Rather than following a layout typical to a Python application, support for multiple languages has been envisioned. The majority and core of the program will still be Python, but small bits of Scala or Java (both of which have APIs to Spark) could be included for performance reasons. The source code for the project can be found in src/main, with the any tests found in a duplicate folder structure under src/test. The code for each workflow belongs in a named directory under src/main/python/projects. The name of the directory is automatically used as the DAG name in Airflow.

Airflow Server Setup

This area is still a WIP.

AWS

On an empty EC2 instance, create a new linux user called Airflow with passwordless sudo rights.

sudo su -
adduser -G wheel airflow
sed 's/# %wheel\tALL=(ALL)\tNOPASSWD: ALL/%wheel\tALL=\(ALL\)\tNOPASSWD: ALL/' /etc/sudoers

create a log folder for airflow

mkdir /var/log/airflow
chown airflow /var/log/airflow

create a persistent varable for AIRFLOW_HOME across all users env

echo export AIRFLOW_HOME=/home/airflow/.airflow > /etc/profile.d/airflow.sh

Switch to the airflow user, and copy the authorized keys file to the airflow users home.

su - airflow
mkdir .ssh
touch .ssh/authorized_keys
chmod 700 .ssh
chmod 644 .ssh/authorized_keys

Set the necessary environment variables

echo ". /opt/anaconda3/etc/profile.d/conda.sh" >> ~/.bashrc

If Anaconda is not installed, install it to the path above. Create a new python environment for the project from within the project root folder (you may use conda/venv or anything that suits):

python -m venv .venv

Creating Postgres Backend

Set up a Postgres RDS server using AWS (web interface). Install psql on the Airflow instance if not already done so. Create a user on the

psql \
  --host=<hostname>
  --port=5432
  --username=postgres
  --password

Once in the postgres shell, create the airflow user (use an alphanumeric password only):

postgres=# CREATE USER airflow PASSWORD ‘<password>’;
CREATE ROLE
postgres=# CREATE DATABASE airflow;
CREATE DATABASE
postgres=# GRANT ALL PRIVILEGES ON ALL TABLES IN SCHEMA public TO airflow;
GRANT

Create the project area

As the airflow user, create a directory and then deploy the code.

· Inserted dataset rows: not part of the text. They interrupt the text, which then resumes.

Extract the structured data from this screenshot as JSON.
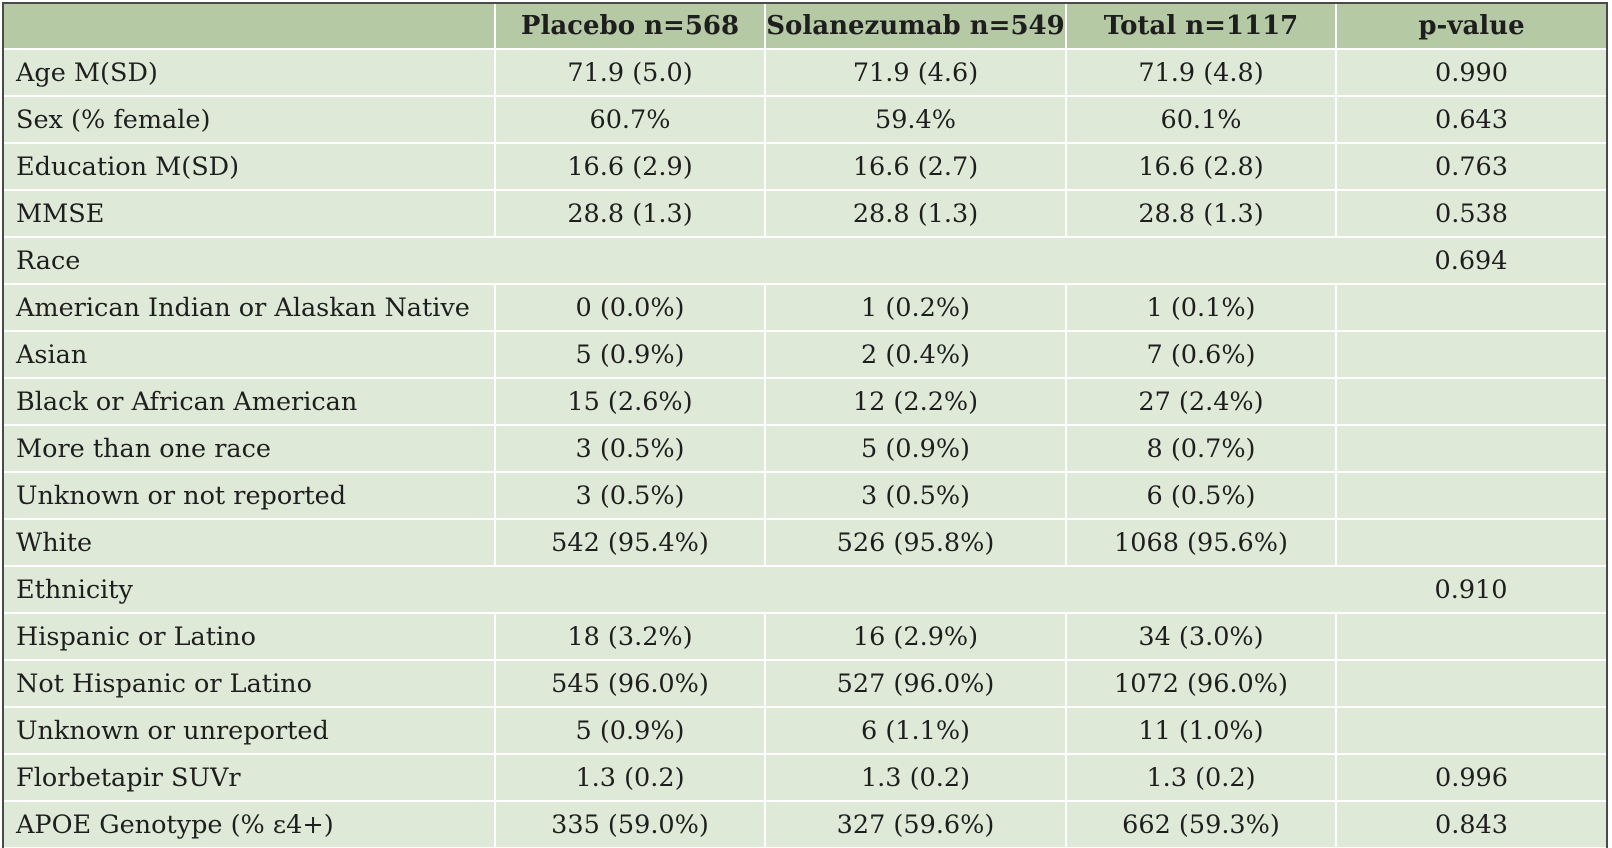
{
  "table": {
    "headers": [
      "",
      "Placebo n=568",
      "Solanezumab n=549",
      "Total n=1117",
      "p-value"
    ],
    "rows": [
      {
        "label": "Age M(SD)",
        "placebo": "71.9 (5.0)",
        "solanezumab": "71.9 (4.6)",
        "total": "71.9 (4.8)",
        "p": "0.990"
      },
      {
        "label": "Sex (% female)",
        "placebo": "60.7%",
        "solanezumab": "59.4%",
        "total": "60.1%",
        "p": "0.643"
      },
      {
        "label": "Education M(SD)",
        "placebo": "16.6 (2.9)",
        "solanezumab": "16.6 (2.7)",
        "total": "16.6 (2.8)",
        "p": "0.763"
      },
      {
        "label": "MMSE",
        "placebo": "28.8 (1.3)",
        "solanezumab": "28.8 (1.3)",
        "total": "28.8 (1.3)",
        "p": "0.538"
      },
      {
        "label": "Race",
        "placebo": "",
        "solanezumab": "",
        "total": "",
        "p": "0.694"
      },
      {
        "label": "American Indian or Alaskan Native",
        "placebo": "0 (0.0%)",
        "solanezumab": "1 (0.2%)",
        "total": "1 (0.1%)",
        "p": ""
      },
      {
        "label": "Asian",
        "placebo": "5 (0.9%)",
        "solanezumab": "2 (0.4%)",
        "total": "7 (0.6%)",
        "p": ""
      },
      {
        "label": "Black or African American",
        "placebo": "15 (2.6%)",
        "solanezumab": "12 (2.2%)",
        "total": "27 (2.4%)",
        "p": ""
      },
      {
        "label": "More than one race",
        "placebo": "3 (0.5%)",
        "solanezumab": "5 (0.9%)",
        "total": "8 (0.7%)",
        "p": ""
      },
      {
        "label": "Unknown or not reported",
        "placebo": "3 (0.5%)",
        "solanezumab": "3 (0.5%)",
        "total": "6 (0.5%)",
        "p": ""
      },
      {
        "label": "White",
        "placebo": "542 (95.4%)",
        "solanezumab": "526 (95.8%)",
        "total": "1068 (95.6%)",
        "p": ""
      },
      {
        "label": "Ethnicity",
        "placebo": "",
        "solanezumab": "",
        "total": "",
        "p": "0.910"
      },
      {
        "label": "Hispanic or Latino",
        "placebo": "18 (3.2%)",
        "solanezumab": "16 (2.9%)",
        "total": "34 (3.0%)",
        "p": ""
      },
      {
        "label": "Not Hispanic or Latino",
        "placebo": "545 (96.0%)",
        "solanezumab": "527 (96.0%)",
        "total": "1072 (96.0%)",
        "p": ""
      },
      {
        "label": "Unknown or unreported",
        "placebo": "5 (0.9%)",
        "solanezumab": "6 (1.1%)",
        "total": "11 (1.0%)",
        "p": ""
      },
      {
        "label": "Florbetapir SUVr",
        "placebo": "1.3 (0.2)",
        "solanezumab": "1.3 (0.2)",
        "total": "1.3 (0.2)",
        "p": "0.996"
      },
      {
        "label": "APOE Genotype (% ε4+)",
        "placebo": "335 (59.0%)",
        "solanezumab": "327 (59.6%)",
        "total": "662 (59.3%)",
        "p": "0.843"
      }
    ]
  },
  "colors": {
    "header_bg": "#b5c9a5",
    "body_bg": "#dfe9d7",
    "grid": "#ffffff",
    "frame": "#4a4a4a"
  }
}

mkdir -p ~/Github/AirflowSpark

Deploy the code to the airflow instance using the shell script from your local machine.

sh scripts/deploy_code.sh . airflow /home/airflow/Github/AirflowSpark

On the airflow ec2 instance, install the airflow requirements to the AirflowSpark python environment:

python -m pip install -r requirements.txt

Export the AirflowSpark directory to the PYTHONPATH sys var:

export PYTHONPATH=/home/airflow/Github/AirflowSpark/

Initialise the airflow database once, edit the configuration, and then reinitialise:

export AIRFLOW_HOME=/home/airflow/.airflow
airflow initdb
vi ~/.airflow/airflow.cfg
airflow initdb

Finally, start the server and scheduler:

airflow webserver -p <PORT>
airflow scheduler

Local

While it should be possible to run Airflow locally repeating many of the instructions above, this has not been tested in some time.

Todo list

  • Integrate other cloud envrionments (Azure, GCP) via Airflow helpers and python scripts equivalent to boto3.
  • Better logging:
    • currently Airflow just polls the Spark master for the status of the job and not the stdout/stderr.
    • Spark status logs are duplicated ~10 times per poll
    • A custom logger should be used for each python log call, to integrate better with Airflow.